The software component of CattleEye’s technology provides app-based insights that can be integrated with any farm system platform, overcoming the data sioling roadblock that has left many producers disinterested in adopting technology. It will eventually launch as a subscription-based service but the company is currently focused on piloting the technology; it’s gone from monitoring 90 head to 7,500 in a period of three months, according to Canning.
Canning grew up on a dairy farm and created Farm Wizard, which he describes as the first-ever livestock management platform. It grew over 12 years eventually counting four million cattle on the platform from around the globe. Farmers and retailers including FreshDirect used the platform to manage their beef supply.

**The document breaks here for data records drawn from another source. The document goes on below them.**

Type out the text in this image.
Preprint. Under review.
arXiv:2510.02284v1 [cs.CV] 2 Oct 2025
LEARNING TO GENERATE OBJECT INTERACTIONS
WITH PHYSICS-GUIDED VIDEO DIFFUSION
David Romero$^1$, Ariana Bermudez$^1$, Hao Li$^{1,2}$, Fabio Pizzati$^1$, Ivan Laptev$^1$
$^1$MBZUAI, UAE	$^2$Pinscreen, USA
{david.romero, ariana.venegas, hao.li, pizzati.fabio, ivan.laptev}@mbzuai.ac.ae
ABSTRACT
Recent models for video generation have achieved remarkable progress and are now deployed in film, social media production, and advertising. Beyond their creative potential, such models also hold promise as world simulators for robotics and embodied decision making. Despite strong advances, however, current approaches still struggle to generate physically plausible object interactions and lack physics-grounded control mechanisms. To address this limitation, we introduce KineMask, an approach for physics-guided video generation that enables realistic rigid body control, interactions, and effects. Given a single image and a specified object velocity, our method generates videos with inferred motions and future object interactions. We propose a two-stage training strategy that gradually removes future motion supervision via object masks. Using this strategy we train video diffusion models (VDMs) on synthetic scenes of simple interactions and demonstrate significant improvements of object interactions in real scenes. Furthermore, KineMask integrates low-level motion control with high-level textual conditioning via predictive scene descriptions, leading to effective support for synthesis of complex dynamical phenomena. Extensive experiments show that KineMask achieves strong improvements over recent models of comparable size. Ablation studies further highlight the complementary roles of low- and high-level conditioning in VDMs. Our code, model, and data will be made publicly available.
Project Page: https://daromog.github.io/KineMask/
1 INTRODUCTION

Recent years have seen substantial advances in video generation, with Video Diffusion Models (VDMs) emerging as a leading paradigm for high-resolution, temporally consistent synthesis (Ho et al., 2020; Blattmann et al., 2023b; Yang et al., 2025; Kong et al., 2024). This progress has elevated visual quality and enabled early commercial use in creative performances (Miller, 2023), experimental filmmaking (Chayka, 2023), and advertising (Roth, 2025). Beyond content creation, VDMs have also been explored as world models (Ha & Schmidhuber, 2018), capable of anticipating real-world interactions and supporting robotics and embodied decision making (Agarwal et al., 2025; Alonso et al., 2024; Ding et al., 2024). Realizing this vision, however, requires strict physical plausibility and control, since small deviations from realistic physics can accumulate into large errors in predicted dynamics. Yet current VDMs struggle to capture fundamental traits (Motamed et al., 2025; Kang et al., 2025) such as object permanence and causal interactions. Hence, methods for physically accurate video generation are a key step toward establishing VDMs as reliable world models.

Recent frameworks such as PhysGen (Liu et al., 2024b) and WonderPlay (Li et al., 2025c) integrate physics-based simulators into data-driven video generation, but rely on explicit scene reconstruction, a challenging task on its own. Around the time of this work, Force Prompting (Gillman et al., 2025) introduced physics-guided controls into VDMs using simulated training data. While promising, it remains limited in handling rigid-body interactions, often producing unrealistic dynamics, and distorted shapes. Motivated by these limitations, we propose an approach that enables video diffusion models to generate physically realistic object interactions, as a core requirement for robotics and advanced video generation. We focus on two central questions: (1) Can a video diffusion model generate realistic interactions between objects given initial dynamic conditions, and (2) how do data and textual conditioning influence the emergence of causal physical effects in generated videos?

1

In 2015, he sold the business to Wheatsheaf as part of an £8 million ($10.24 million) transaction and made a complete exit in March 2019.
With CattleEye, Canning is hoping to reduce some of the friction around existing livestock technologies. Many of them rely on attaching wearable devices to cattle either around their necks on collars or on the tailhead.
“First, we’d rather not interfere with the animal at all. Also, there is a cost to wearables because you need one for each animal. If you have 10,000 dairy cows that means you need 10,000 devices,” he explains. “There’s also a commissioning problem, which refers to switching devices between animals, especially on large farms.”
His new technology has proven easier to pilot compared to wearables because all a participating farmer has to do is hang a camera. Piloting wearables, on the other hand, required fussing around with the cows during a time when everything may not be working quite right.
In the midst of plant-based protein’s popularity, Canning sees an even bigger need for technologies to make livestock production more efficient, welfare-conscious, and lucrative for producers. CattleEye is working with undisclosed grocery retailers in the UK that want their milk suppliers to adopt technology to improve production. This may result in premiums for the producers who adopt technology or who are able to produce milk according to a retailer’s bar-setting production standards.
As a veteran in the animal agtech space, Canning is approaching the summit with hearty optimism.
“It goes back to how fast the landscape is changing since 2004. The fact that we now have these events with a key focus on the investment community is just fantastic.”
CattleEye isn’t the only startup using computer vision to track animal behaviour; Cainthus, also from Ireland, is another example.